March 21, 2013 |
Scientists at Oregon Health & Science University and the Portland VA Medical Center have developed a drug that may represent one of the world’s best hopes for treating and preventing malaria — a disease that kills more than one million people each year.
The scientists have described the drug, and its effectiveness against mice infected with malaria, in the March 20 issue of Science Translational Medicine, an interdisciplinary journal of the American Association for the Advancement of Science.
The drug — called ELQ-300 — “is an exciting compound as it ticks a number of boxes necessary in a next-generation antimalarial,” said Dr. Timothy Wells, the chief scientific officer for Medicines for Malaria Venture, a Swiss non-profit that is leading the scientific fight against malaria and that helped fund the research leading to ELQ-300. “It has potential to become part of a combination therapy that could cure patients, prevent infection and block the transmission of malaria — all at low-doses — which means fewer and smaller pills for patients, at a lower cost. Provided a formulation can be developed, ELQ-300 holds great promise to become a tool to help shrink the malaria map.”
Malaria infects more than 200 million people per year and kills more than 1.2 million — many of them children under 6 and many of them living in Africa.
The two main drugs that have been used to treat malaria over the last several decades — quinine and chloroquine — have become less effective as the parasite that causes malaria has become resistant to the drugs.
As described in Science Translational Medicine, ELQ-300 was extremely potent against malaria in mice. It also has another distinct advantage: it targets the parasite that causes malaria much earlier in the process than existing drugs do. Most of the drugs in clinical use today target a form of the parasite only after it has unloaded millions or even billions of “merozoites” into the human bloodstream. ELQ-300 targets the parasite earlier when it is in the liver, and when its numbers are much lower, before anything has spilled into the bloodstream.

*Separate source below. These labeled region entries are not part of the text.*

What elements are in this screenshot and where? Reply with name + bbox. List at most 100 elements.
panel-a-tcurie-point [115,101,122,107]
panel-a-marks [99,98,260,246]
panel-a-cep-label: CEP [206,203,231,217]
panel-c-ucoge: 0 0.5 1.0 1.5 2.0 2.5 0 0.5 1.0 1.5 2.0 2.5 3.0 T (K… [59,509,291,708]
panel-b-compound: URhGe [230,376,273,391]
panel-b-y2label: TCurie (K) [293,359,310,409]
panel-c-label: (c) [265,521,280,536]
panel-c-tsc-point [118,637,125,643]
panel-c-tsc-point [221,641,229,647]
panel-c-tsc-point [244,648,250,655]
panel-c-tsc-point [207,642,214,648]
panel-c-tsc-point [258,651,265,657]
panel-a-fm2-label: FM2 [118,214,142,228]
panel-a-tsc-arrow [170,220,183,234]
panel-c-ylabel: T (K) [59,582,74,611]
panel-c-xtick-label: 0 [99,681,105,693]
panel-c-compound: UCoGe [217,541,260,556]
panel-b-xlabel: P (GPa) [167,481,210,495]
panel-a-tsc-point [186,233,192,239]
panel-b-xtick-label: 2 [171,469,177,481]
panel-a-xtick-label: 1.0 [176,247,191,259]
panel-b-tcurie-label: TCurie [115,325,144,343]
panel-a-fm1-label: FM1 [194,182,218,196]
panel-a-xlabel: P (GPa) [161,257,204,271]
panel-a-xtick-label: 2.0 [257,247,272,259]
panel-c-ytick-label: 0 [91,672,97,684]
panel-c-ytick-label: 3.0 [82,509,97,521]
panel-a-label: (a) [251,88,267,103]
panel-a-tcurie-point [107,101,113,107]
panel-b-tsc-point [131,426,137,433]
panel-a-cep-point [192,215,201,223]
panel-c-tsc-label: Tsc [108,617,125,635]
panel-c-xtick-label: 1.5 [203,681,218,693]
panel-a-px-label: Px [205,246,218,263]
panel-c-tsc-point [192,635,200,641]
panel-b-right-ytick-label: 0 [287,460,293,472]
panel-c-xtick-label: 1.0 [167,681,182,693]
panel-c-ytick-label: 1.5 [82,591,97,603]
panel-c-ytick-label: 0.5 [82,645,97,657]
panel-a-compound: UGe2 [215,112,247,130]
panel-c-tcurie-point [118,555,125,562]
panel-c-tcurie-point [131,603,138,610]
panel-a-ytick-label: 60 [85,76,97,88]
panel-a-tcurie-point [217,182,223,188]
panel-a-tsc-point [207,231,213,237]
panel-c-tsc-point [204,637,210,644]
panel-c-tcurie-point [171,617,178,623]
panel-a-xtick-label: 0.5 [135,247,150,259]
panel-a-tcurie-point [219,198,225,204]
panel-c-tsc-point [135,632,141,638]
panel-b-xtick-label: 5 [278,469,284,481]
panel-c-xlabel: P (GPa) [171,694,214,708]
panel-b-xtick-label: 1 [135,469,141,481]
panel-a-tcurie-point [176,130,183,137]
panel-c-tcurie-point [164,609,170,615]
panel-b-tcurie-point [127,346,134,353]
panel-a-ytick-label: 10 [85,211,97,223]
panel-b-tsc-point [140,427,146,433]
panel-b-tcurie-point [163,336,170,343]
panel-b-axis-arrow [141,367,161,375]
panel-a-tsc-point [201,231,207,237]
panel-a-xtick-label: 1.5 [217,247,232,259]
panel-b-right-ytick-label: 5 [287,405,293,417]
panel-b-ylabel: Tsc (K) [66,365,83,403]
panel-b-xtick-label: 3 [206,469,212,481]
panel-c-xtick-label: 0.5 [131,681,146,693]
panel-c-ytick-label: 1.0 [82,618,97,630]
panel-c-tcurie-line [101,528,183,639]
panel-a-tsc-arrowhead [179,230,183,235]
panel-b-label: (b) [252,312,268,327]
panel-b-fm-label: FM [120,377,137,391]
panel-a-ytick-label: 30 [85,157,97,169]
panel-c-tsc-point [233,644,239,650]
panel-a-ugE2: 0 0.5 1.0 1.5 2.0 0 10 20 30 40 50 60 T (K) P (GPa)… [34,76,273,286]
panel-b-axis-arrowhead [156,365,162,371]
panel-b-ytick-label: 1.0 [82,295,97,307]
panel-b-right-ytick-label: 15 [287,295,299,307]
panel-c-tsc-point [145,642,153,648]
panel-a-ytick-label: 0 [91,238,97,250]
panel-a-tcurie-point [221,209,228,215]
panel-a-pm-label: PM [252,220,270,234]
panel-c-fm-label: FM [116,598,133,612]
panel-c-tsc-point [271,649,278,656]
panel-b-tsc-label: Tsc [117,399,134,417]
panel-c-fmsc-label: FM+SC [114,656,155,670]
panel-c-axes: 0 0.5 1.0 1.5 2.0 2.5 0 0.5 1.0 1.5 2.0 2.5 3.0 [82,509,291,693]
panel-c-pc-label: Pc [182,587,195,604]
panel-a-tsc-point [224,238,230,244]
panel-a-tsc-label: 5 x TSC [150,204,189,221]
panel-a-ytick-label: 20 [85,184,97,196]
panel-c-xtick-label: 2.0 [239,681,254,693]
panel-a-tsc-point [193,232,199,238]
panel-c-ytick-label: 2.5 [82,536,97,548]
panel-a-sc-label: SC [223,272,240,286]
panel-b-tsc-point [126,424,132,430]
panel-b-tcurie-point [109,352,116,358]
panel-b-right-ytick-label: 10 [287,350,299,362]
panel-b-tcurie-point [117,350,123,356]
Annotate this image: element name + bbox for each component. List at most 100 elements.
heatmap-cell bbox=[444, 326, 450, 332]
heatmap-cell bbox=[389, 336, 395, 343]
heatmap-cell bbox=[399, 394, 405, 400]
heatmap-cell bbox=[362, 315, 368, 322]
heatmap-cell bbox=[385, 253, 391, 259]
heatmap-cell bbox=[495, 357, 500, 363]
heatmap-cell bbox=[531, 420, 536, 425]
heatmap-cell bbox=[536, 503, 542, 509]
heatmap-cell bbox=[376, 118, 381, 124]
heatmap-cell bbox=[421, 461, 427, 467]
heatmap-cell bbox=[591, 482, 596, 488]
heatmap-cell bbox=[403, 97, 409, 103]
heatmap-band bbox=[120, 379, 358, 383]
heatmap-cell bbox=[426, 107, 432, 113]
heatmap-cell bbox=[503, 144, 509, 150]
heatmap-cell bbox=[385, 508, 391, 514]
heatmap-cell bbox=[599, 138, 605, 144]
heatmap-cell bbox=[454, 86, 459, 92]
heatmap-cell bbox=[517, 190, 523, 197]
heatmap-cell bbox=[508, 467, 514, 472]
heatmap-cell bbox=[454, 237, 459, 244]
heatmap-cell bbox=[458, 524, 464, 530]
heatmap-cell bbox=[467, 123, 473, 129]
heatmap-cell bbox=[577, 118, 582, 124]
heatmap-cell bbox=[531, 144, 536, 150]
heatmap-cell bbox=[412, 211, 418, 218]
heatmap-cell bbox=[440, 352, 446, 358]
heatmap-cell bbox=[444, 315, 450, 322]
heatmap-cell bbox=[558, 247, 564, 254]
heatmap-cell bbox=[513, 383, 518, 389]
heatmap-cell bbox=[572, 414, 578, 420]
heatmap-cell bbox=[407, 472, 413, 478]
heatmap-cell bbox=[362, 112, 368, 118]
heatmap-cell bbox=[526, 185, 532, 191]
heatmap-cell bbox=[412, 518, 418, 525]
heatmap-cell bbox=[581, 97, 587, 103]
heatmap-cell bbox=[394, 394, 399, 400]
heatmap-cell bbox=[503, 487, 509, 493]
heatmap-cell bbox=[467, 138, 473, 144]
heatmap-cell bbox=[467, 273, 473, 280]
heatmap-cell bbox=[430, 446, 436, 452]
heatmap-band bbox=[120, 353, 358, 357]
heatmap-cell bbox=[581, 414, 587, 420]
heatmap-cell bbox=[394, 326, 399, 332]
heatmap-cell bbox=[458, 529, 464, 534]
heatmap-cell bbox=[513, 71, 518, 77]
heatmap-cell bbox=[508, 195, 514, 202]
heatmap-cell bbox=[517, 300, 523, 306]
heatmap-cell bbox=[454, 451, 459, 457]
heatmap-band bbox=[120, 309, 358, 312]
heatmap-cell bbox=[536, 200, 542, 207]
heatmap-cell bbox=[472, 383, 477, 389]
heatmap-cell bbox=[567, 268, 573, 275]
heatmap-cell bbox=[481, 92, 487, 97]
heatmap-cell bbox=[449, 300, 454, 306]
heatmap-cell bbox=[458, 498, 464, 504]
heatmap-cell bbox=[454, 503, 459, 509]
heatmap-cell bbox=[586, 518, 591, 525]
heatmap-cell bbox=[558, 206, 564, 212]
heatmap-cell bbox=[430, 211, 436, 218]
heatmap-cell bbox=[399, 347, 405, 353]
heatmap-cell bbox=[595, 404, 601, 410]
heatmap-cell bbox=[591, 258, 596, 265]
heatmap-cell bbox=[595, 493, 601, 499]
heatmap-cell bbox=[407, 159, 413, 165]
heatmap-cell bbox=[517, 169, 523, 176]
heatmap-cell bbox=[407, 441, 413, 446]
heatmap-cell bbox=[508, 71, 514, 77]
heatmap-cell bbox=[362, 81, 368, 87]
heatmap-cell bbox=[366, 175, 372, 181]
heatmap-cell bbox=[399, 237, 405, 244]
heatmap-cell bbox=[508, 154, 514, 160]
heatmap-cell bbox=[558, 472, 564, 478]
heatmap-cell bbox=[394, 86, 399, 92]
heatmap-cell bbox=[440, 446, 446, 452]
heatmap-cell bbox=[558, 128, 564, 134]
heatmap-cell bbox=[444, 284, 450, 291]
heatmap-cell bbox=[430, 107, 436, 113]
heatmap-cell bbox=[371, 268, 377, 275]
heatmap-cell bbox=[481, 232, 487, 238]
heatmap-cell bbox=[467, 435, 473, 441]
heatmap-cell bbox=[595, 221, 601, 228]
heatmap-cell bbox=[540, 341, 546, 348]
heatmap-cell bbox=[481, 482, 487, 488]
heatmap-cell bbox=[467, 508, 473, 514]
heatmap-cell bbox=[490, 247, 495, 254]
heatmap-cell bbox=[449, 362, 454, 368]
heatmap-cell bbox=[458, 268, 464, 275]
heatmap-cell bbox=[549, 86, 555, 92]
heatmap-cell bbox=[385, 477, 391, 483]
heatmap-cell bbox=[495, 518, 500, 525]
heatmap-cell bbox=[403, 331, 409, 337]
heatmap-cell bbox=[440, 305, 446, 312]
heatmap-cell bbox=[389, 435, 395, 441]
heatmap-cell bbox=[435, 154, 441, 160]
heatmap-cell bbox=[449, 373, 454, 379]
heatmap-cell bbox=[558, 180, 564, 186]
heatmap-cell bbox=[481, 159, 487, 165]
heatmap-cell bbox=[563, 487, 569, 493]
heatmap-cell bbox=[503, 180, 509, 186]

That means the drug can be incredibly potent and may be able to not only treat malaria in a single dose, but also prevent malaria before any serious disease symptoms develop.
“We believe ELQ-300 has a chance to change the landscape of how we fight malaria across the world,” said Michael Riscoe, Ph.D., principal investigator in the research, a professor of molecular microbiology and immunology at OHSU and director of the Experimental Chemotherapy Lab at the Portland VA Medical Center.
One distinct advantage of the drug could be its potency — that it could treat malaria in a single dose. A major problem with existing malaria drugs is that they require multiple doses over a number of days to achieve a cure. If people miss a dose, that means the drug won’t work, and it allows the parasite to develop resistance against the drug, Riscoe said.
With a drug that only requires a single dose, a medical professional or aid worker can observe a person taking the medicine to ensure compliance.
Any new anti-malarial drug also would become part of a drug “cocktail” and be used in combination with other drugs to prevent the emergence of resistance, Riscoe said.
Malaria is a major health problem in tropical areas. It accounts for 40 percent of all public health spending in Africa. It also presents a major disease hazard to travelers in the tropics and subtropics.
Malaria also can have long-term consequences even to people who aren’t killed by the disease. For every death from malaria, there are many others — children 6 and under especially — who suffer long-term cognitive and other problems from the fever and a severe condition known as cerebral malaria.
While ELQ-300 was designed and synthesized by OHSU and Portland VA scientists, an international network of scientists has collaborated to extensively profile the drug. On the basis of those scientists’ findings, ELQ-300 has been selected as a drug that Medicines for Malaria Venture will recommend for further studies in humans. Efforts are underway to define the formulation that would be used in human clinical trials.
Riscoe and other scientists who have been working on ELQ-300 hope the drug can be ready for initial human clinical trials within one to two years.
“Dr. Riscoe and his colleagues have been able to take this idea from its very basics to something that might be nearing clinical trials — all with the support of MMV, the VA, and OHSU,” said J. Timothy Stout, M.D., Ph.D., M.B.A., vice president for Technology Transfer and Business Development at OHSU. “We’re extremely excited about what this could mean for the fight against a neglected disease that still ravages large parts of the world.”